アジアクロスカントリーラリーの特徴でもある毎晩のホテル宿泊。疲れた体を癒してリセットできる快適なホテルは、一度経験したらやめられない魅力。選手用に敷地を解放しているので整備環境も良い。毎晩シャワーを浴びることで、マラリアなどの病気のリスクもなく、食事もバイキング形式でリラックスして楽しむことができる。
ラリーに対して歓迎ムードのなかで走ることは、選手にとっては感動もの。スタート地点はもちろん、村の中では大勢のギャラリーの歓声を浴びることになる。タイもカンボジアも、老若男女問わず親切な人が多く、道に迷ったり、転倒、ガス欠などのトラブルに見舞われたライダーたちが、地元住民の助けを得て生還するエピソードも多い。
総走行距離2,000kmは日本人の感覚で言えば決して短くはなく、走り応えは十分。冒険的な要素を含みつつ、毎晩ホテルに戻ってしっかり休養できるので、イチかバチかの危険性は少ない。2014年は雨が降らなかったので、2輪ライダーにとっては比較的簡単だったと言えるが、2013年のラオスは終止雨に見舞われ過酷だった。走りながら主催者、またはコース設定者の想いを感じるのも、ラリーの魅力だ。

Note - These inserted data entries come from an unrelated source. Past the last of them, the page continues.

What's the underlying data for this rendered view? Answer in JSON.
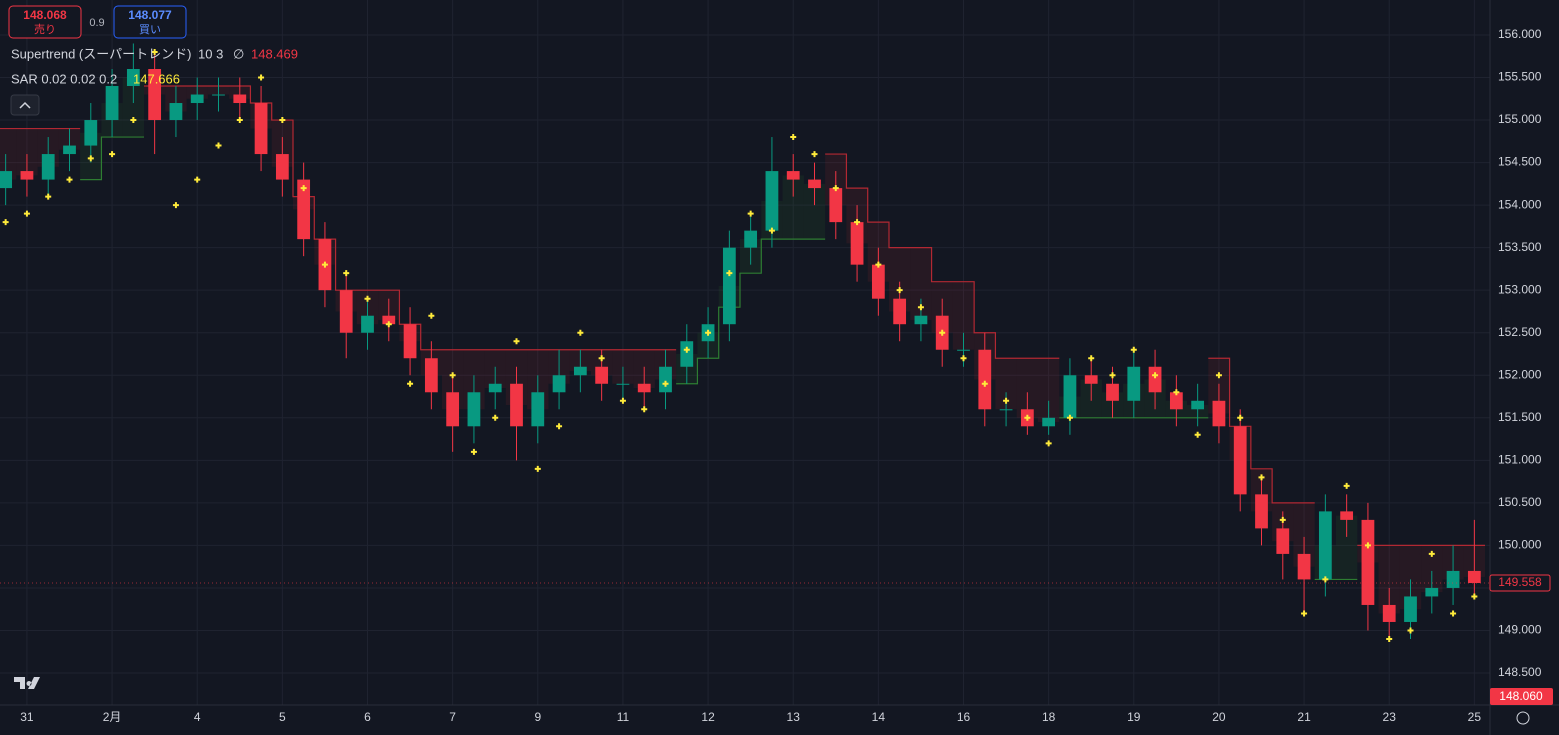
{
  "chart_data": {
    "type": "candlestick",
    "header": {
      "sell_price": "148.068",
      "sell_label": "売り",
      "spread": "0.9",
      "buy_price": "148.077",
      "buy_label": "買い",
      "supertrend_name": "Supertrend (スーパートレンド)",
      "supertrend_params": "10 3",
      "supertrend_symbol": "∅",
      "supertrend_value": "148.469",
      "sar_name": "SAR 0.02 0.02 0.2",
      "sar_value": "147.666"
    },
    "last_price_label": "149.558",
    "low_price_label": "148.060",
    "categories": [
      null,
      "31",
      null,
      null,
      null,
      "2月",
      null,
      null,
      null,
      "4",
      null,
      null,
      null,
      "5",
      null,
      null,
      null,
      "6",
      null,
      null,
      null,
      "7",
      null,
      null,
      null,
      "9",
      null,
      null,
      null,
      "11",
      null,
      null,
      null,
      "12",
      null,
      null,
      null,
      "13",
      null,
      null,
      null,
      "14",
      null,
      null,
      null,
      "16",
      null,
      null,
      null,
      "18",
      null,
      null,
      null,
      "19",
      null,
      null,
      null,
      "20",
      null,
      null,
      null,
      "21",
      null,
      null,
      null,
      "23",
      null,
      null,
      null,
      "25"
    ],
    "open": [
      154.2,
      154.4,
      154.3,
      154.6,
      154.7,
      155.0,
      155.4,
      155.6,
      155.0,
      155.2,
      155.3,
      155.3,
      155.2,
      154.6,
      154.3,
      153.6,
      153.0,
      152.5,
      152.7,
      152.6,
      152.2,
      151.8,
      151.4,
      151.8,
      151.9,
      151.4,
      151.8,
      152.0,
      152.1,
      151.9,
      151.9,
      151.8,
      152.1,
      152.4,
      152.6,
      153.5,
      153.7,
      154.4,
      154.3,
      154.2,
      153.8,
      153.3,
      152.9,
      152.6,
      152.7,
      152.3,
      152.3,
      151.6,
      151.6,
      151.4,
      151.5,
      152.0,
      151.9,
      151.7,
      152.1,
      151.8,
      151.6,
      151.7,
      151.4,
      150.6,
      150.2,
      149.9,
      149.6,
      150.4,
      150.3,
      149.3,
      149.1,
      149.4,
      149.5,
      149.7
    ],
    "high": [
      154.6,
      154.6,
      154.8,
      154.9,
      155.2,
      155.6,
      155.9,
      155.8,
      155.4,
      155.5,
      155.5,
      155.5,
      155.4,
      154.8,
      154.5,
      153.8,
      153.2,
      152.9,
      152.9,
      152.8,
      152.4,
      152.0,
      152.0,
      152.1,
      152.1,
      152.0,
      152.3,
      152.3,
      152.3,
      152.1,
      152.1,
      152.3,
      152.6,
      152.8,
      153.7,
      153.9,
      154.8,
      154.6,
      154.5,
      154.4,
      154.0,
      153.5,
      153.1,
      152.9,
      152.9,
      152.5,
      152.5,
      151.8,
      151.8,
      151.7,
      152.2,
      152.2,
      152.1,
      152.3,
      152.3,
      152.0,
      151.9,
      151.9,
      151.6,
      150.8,
      150.4,
      150.1,
      150.6,
      150.6,
      150.5,
      149.5,
      149.6,
      149.7,
      150.0,
      150.3
    ],
    "low": [
      154.0,
      154.1,
      154.1,
      154.4,
      154.5,
      154.8,
      155.2,
      154.6,
      154.8,
      155.0,
      155.1,
      155.0,
      154.4,
      154.1,
      153.4,
      152.8,
      152.2,
      152.3,
      152.4,
      152.0,
      151.6,
      151.1,
      151.2,
      151.6,
      151.0,
      151.2,
      151.6,
      151.8,
      151.7,
      151.7,
      151.6,
      151.6,
      151.9,
      152.2,
      152.4,
      153.3,
      153.5,
      154.1,
      154.0,
      153.6,
      153.1,
      152.7,
      152.4,
      152.4,
      152.1,
      152.1,
      151.4,
      151.4,
      151.3,
      151.3,
      151.3,
      151.7,
      151.5,
      151.5,
      151.6,
      151.4,
      151.4,
      151.2,
      150.4,
      150.0,
      149.6,
      149.2,
      149.4,
      150.1,
      149.0,
      148.9,
      148.9,
      149.2,
      149.3,
      149.4
    ],
    "close": [
      154.4,
      154.3,
      154.6,
      154.7,
      155.0,
      155.4,
      155.6,
      155.0,
      155.2,
      155.3,
      155.3,
      155.2,
      154.6,
      154.3,
      153.6,
      153.0,
      152.5,
      152.7,
      152.6,
      152.2,
      151.8,
      151.4,
      151.8,
      151.9,
      151.4,
      151.8,
      152.0,
      152.1,
      151.9,
      151.9,
      151.8,
      152.1,
      152.4,
      152.6,
      153.5,
      153.7,
      154.4,
      154.3,
      154.2,
      153.8,
      153.3,
      152.9,
      152.6,
      152.7,
      152.3,
      152.3,
      151.6,
      151.6,
      151.4,
      151.5,
      152.0,
      151.9,
      151.7,
      152.1,
      151.8,
      151.6,
      151.7,
      151.4,
      150.6,
      150.2,
      149.9,
      149.6,
      150.4,
      150.3,
      149.3,
      149.1,
      149.4,
      149.5,
      149.7,
      149.558
    ],
    "up_color": "#089981",
    "down_color": "#f23645",
    "sar": {
      "color": "#ffeb3b",
      "values": [
        153.8,
        153.9,
        154.1,
        154.3,
        154.55,
        154.6,
        155.0,
        155.8,
        154.0,
        154.3,
        154.7,
        155.0,
        155.5,
        155.0,
        154.2,
        153.3,
        153.2,
        152.9,
        152.6,
        151.9,
        152.7,
        152.0,
        151.1,
        151.5,
        152.4,
        150.9,
        151.4,
        152.5,
        152.2,
        151.7,
        151.6,
        151.9,
        152.3,
        152.5,
        153.2,
        153.9,
        153.7,
        154.8,
        154.6,
        154.2,
        153.8,
        153.3,
        153.0,
        152.8,
        152.5,
        152.2,
        151.9,
        151.7,
        151.5,
        151.2,
        151.5,
        152.2,
        152.0,
        152.3,
        152.0,
        151.8,
        151.3,
        152.0,
        151.5,
        150.8,
        150.3,
        149.2,
        149.6,
        150.7,
        150.0,
        148.9,
        149.0,
        149.9,
        149.2,
        149.4
      ]
    },
    "supertrend": {
      "up_color": "#2e7d32",
      "down_color": "#b22833",
      "up": [
        null,
        null,
        null,
        null,
        154.3,
        154.8,
        154.8,
        null,
        null,
        null,
        null,
        null,
        null,
        null,
        null,
        null,
        null,
        null,
        null,
        null,
        null,
        null,
        null,
        null,
        null,
        null,
        null,
        null,
        null,
        null,
        null,
        null,
        151.9,
        152.2,
        152.8,
        153.2,
        153.6,
        153.6,
        153.6,
        null,
        null,
        null,
        null,
        null,
        null,
        null,
        null,
        null,
        null,
        null,
        151.5,
        151.5,
        151.5,
        151.5,
        151.5,
        151.5,
        151.5,
        null,
        null,
        null,
        null,
        null,
        149.6,
        149.6,
        null,
        null,
        null,
        null,
        null,
        null
      ],
      "down": [
        154.9,
        154.9,
        154.9,
        154.9,
        null,
        null,
        null,
        155.4,
        155.4,
        155.4,
        155.4,
        155.4,
        155.2,
        155.0,
        154.1,
        153.6,
        153.0,
        153.0,
        153.0,
        152.6,
        152.3,
        152.3,
        152.3,
        152.3,
        152.3,
        152.3,
        152.3,
        152.3,
        152.3,
        152.3,
        152.3,
        152.3,
        null,
        null,
        null,
        null,
        null,
        null,
        null,
        154.6,
        154.2,
        153.8,
        153.5,
        153.5,
        153.1,
        153.1,
        152.5,
        152.2,
        152.2,
        152.2,
        null,
        null,
        null,
        null,
        null,
        null,
        null,
        152.2,
        151.4,
        150.9,
        150.5,
        150.5,
        null,
        null,
        150.0,
        150.0,
        150.0,
        150.0,
        150.0,
        150.0
      ]
    },
    "ylim": [
      148.124,
      156.411
    ],
    "yticks": [
      {
        "value": 148.5,
        "label": "148.500"
      },
      {
        "value": 149.0,
        "label": "149.000"
      },
      {
        "value": 149.5,
        "label": "149.500"
      },
      {
        "value": 150.0,
        "label": "150.000"
      },
      {
        "value": 150.5,
        "label": "150.500"
      },
      {
        "value": 151.0,
        "label": "151.000"
      },
      {
        "value": 151.5,
        "label": "151.500"
      },
      {
        "value": 152.0,
        "label": "152.000"
      },
      {
        "value": 152.5,
        "label": "152.500"
      },
      {
        "value": 153.0,
        "label": "153.000"
      },
      {
        "value": 153.5,
        "label": "153.500"
      },
      {
        "value": 154.0,
        "label": "154.000"
      },
      {
        "value": 154.5,
        "label": "154.500"
      },
      {
        "value": 155.0,
        "label": "155.000"
      },
      {
        "value": 155.5,
        "label": "155.500"
      },
      {
        "value": 156.0,
        "label": "156.000"
      }
    ],
    "grid": true
  }
}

2輪はもちろんのこと、4輪選手との垣根がなくなるのもアジアクロスカントリーラリーの特徴。共に大陸を移動し、国境を超えてゴールを目指していくうちに、固い絆、一体感が生まれてくる。ラリーが競り合いではなく、自分との戦いであることもその理由のひとつだろう。またアジアクロスカントリーラリーの選手は2輪、4輪お互いが尊敬しあうムードもある。4輪で2年連続完走を果たしたタレントのヒロミさんも、普段はバイクに乗るだけあって2輪選手と談笑する場面も多かった。
MOTO部門が発足した2012年の記念すべき初年度優勝者は、国際ラリーストとしても名高い池町佳生選手。2014年とは違い、水深は深く、川渡りには慎重さも求められた。セレモニーフィニッシュはアンコールワットでおこなわれた。